PARMALAT. Al via udienza preliminare per il crac

È cominciata questa mattina nella periferia di Parma l’udienza preliminare del procedimento per il crac Parmalat che vede imputato l’ex presidente del Gruppo, Calisto Tanzi, oltre ad altre 63 persone. Per 44 di loro l’imputazione è associazione a delinquere finalizzata alla bancarotta fraudolenta e alla truffa. L’udienza, che questa mattina è stata interamente dedicata alla costituzione di parte civile, è stata aggiornata a domani mattina alle ore 10. In Tribunale erano presenti anche le rappresentanze dei consumatori.

Gli avvocati Claudio De Filippi e Francesco Luongo del Movimento Difesa del Cittadino (MDC), che si è costituito parte civile, hanno chiesto 500.000 euro di risarcimento per alcuni consumatori vittime del crac rivoltisi all’associazione. "MDC – spiega l’associazione in un comunicato – ha già ottenuto rimborsi dal 50 al 100% con la procedura della conciliazione, che ha permesso di risolvere numerose controversie tra i risparmiatori e le banche, in seguito alle crisi che hanno caratterizzato in questi ultimi anni il mondo finanziario italiano. Il Movimento – continua la nota – ha già chiesto al nuovo Governo che rapidamente venga ripreso in Parlamento il disegno di legge che introduce anche in Italia la class action, strumento fondamentale di tutela di fronte a truffe di massa, come nel caso di Parmalat".

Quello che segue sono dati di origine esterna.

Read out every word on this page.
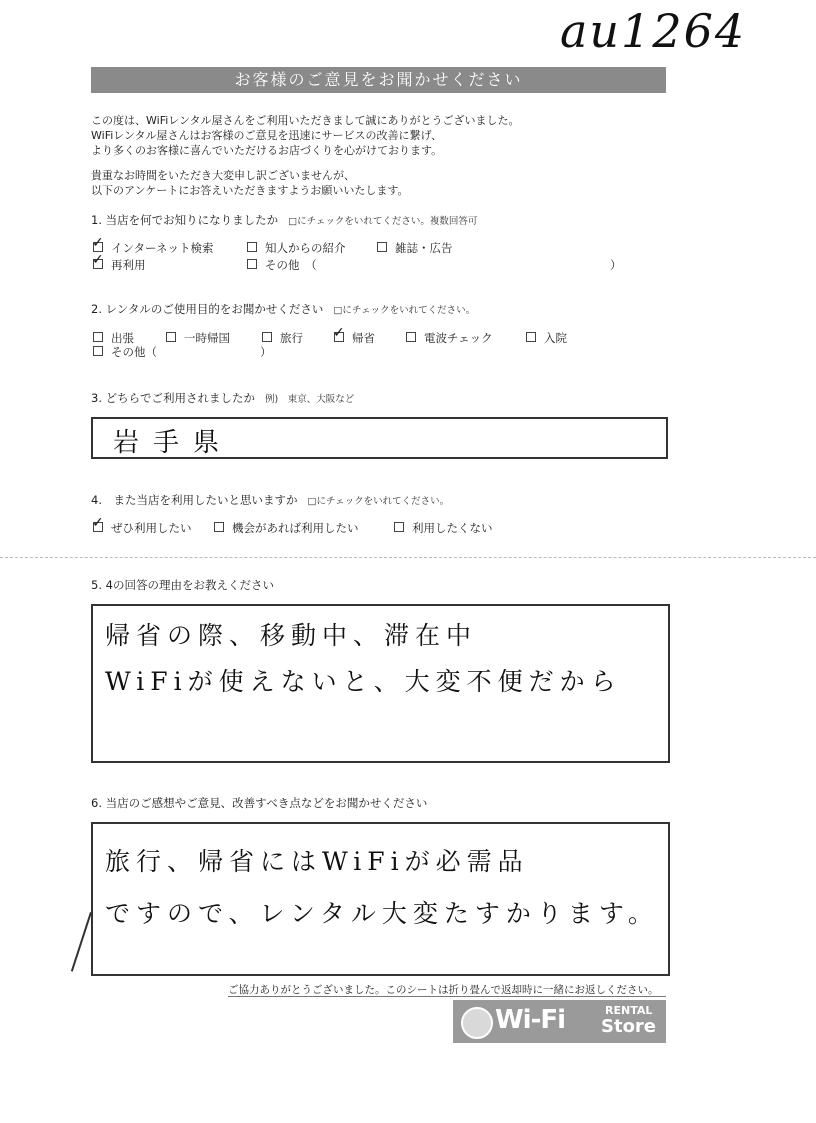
au1264
お客様のご意見をお聞かせください
この度は、WiFiレンタル屋さんをご利用いただきまして誠にありがとうございました。
WiFiレンタル屋さんはお客様のご意見を迅速にサービスの改善に繋げ、
より多くのお客様に喜んでいただけるお店づくりを心がけております。
貴重なお時間をいただき大変申し訳ございませんが、
以下のアンケートにお答えいただきますようお願いいたします。
1. 当店を何でお知りになりましたか □にチェックをいれてください。複数回答可
✓ インターネット検索	知人からの紹介	雑誌・広告
✓ 再利用	その他　（	）
2. レンタルのご使用目的をお聞かせください □にチェックをいれてください。
出張	一時帰国	旅行 ✓ 帰省	電波チェック	入院
その他（	）
3. どちらでご利用されましたか 例)　東京、大阪など
岩手県
4.　また当店を利用したいと思いますか □にチェックをいれてください。
✓ ぜひ利用したい	機会があれば利用したい	利用したくない
5. 4の回答の理由をお教えください
帰省の際、移動中、滞在中
WiFiが使えないと、大変不便だから
6. 当店のご感想やご意見、改善すべき点などをお聞かせください
旅行、帰省にはWiFiが必需品
ですので、レンタル大変たすかります。
ご協力ありがとうございました。このシートは折り畳んで返却時に一緒にお返しください。
Wi-Fi	RENTAL
Store
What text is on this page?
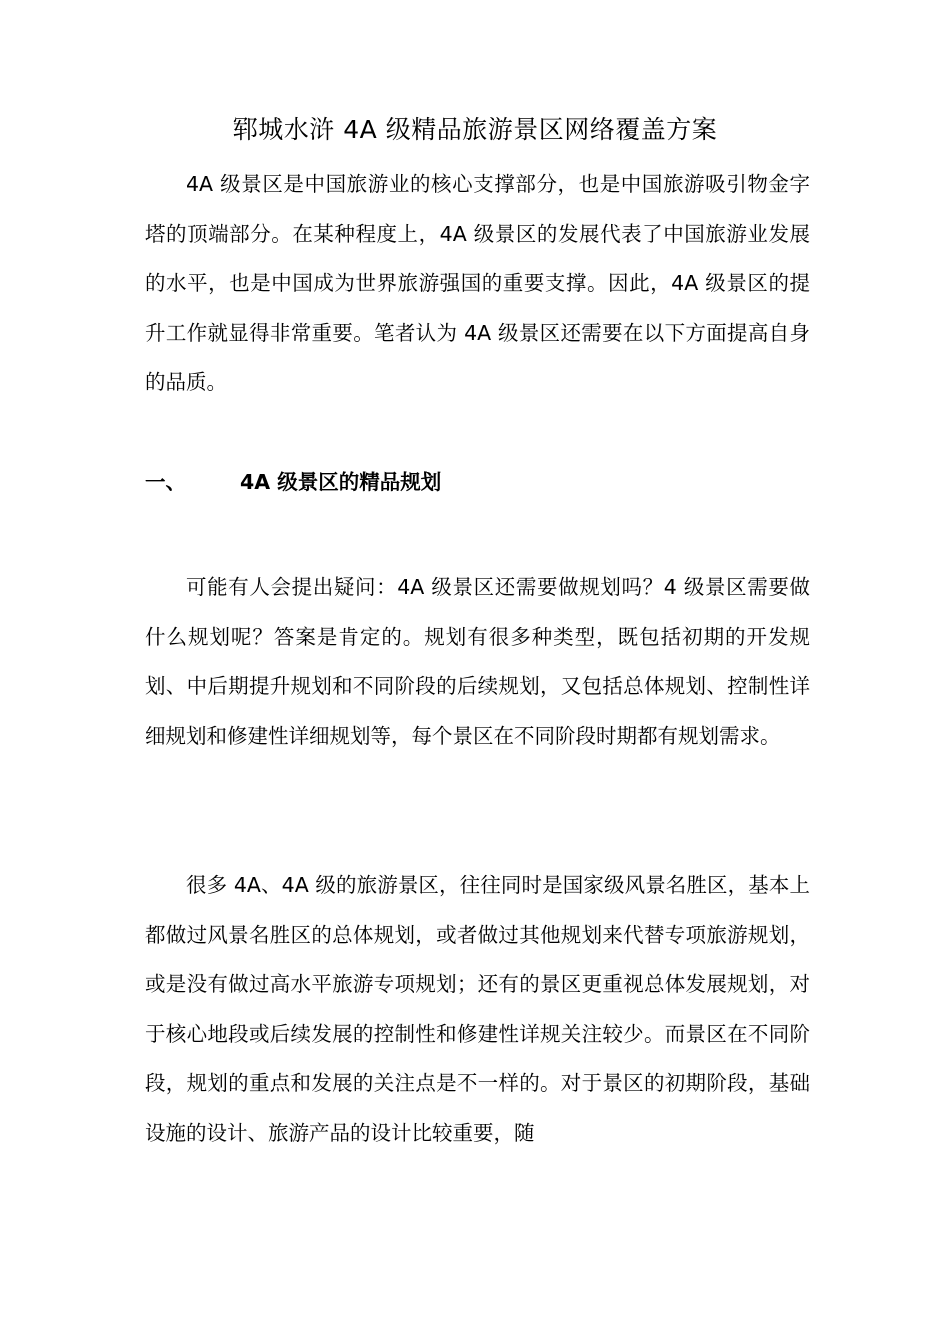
郓城水浒 4A 级精品旅游景区网络覆盖方案

4A 级景区是中国旅游业的核心支撑部分，也是中国旅游吸引物金字塔的顶端部分。在某种程度上，4A 级景区的发展代表了中国旅游业发展的水平，也是中国成为世界旅游强国的重要支撑。因此，4A 级景区的提升工作就显得非常重要。笔者认为 4A 级景区还需要在以下方面提高自身的品质。

一、	4A 级景区的精品规划

可能有人会提出疑问：4A 级景区还需要做规划吗？4 级景区需要做什么规划呢？答案是肯定的。规划有很多种类型，既包括初期的开发规划、中后期提升规划和不同阶段的后续规划，又包括总体规划、控制性详细规划和修建性详细规划等，每个景区在不同阶段时期都有规划需求。

很多 4A、4A 级的旅游景区，往往同时是国家级风景名胜区，基本上都做过风景名胜区的总体规划，或者做过其他规划来代替专项旅游规划，或是没有做过高水平旅游专项规划；还有的景区更重视总体发展规划，对于核心地段或后续发展的控制性和修建性详规关注较少。而景区在不同阶段，规划的重点和发展的关注点是不一样的。对于景区的初期阶段，基础设施的设计、旅游产品的设计比较重要，随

Antonio Tanza, vicepresidente di Adusbef e legale di parte civile per molti consumatori nell’udienza, ricorda che oltre agli imputati, anche le banche hanno avuto una grande responsabilità nella creazione e nella diffusione di questi bond. Tanza ha anche spiegato che si opporrà a un’eventuale richiesta di costituzione di parte civile da parte delle banche. "Ci aspettiamo risarcimenti dal mondo bancario – ha affermato il vicepresidente dell’associazione – il cosiddetto tesoro di Tanzi è sempre rimasto nascosto. Quel che è certo è che ci sono tanti e tanti miliardi che sono stati incassati dalle banche".

In Tribunale era presente anche il Codacons, che rappresenta centinaia di risparmiatori traditi che chiederanno ai responsabili del crac milioni di euro di risarcimento. "Al processo – afferma il presidente Codacons Carlo Rienzi – ci batteremo perché i cittadini che hanno perso tutti i loro risparmi vedano riconosciuti i propri diritti e riescano a ottenere equi indennizzi monetari".

Anche Confconsumatori fa sapere con una nota stampa di aver messo a punto il servizio di assistenza per la costituzione di parte civile dei risparmiatori vittime del default. I Dirigenti e i Legali dell’associazione spiegheranno ai presenti le modalità e i tempi per la costituzione in giudizio, illustreranno l’evoluzione della vicenda giudiziaria dal crack ad oggi, daranno conto anche dell’attività svolta in circa due anni e mezzo al fianco dei risparmiatori e dei risultati fin qui ottenuti.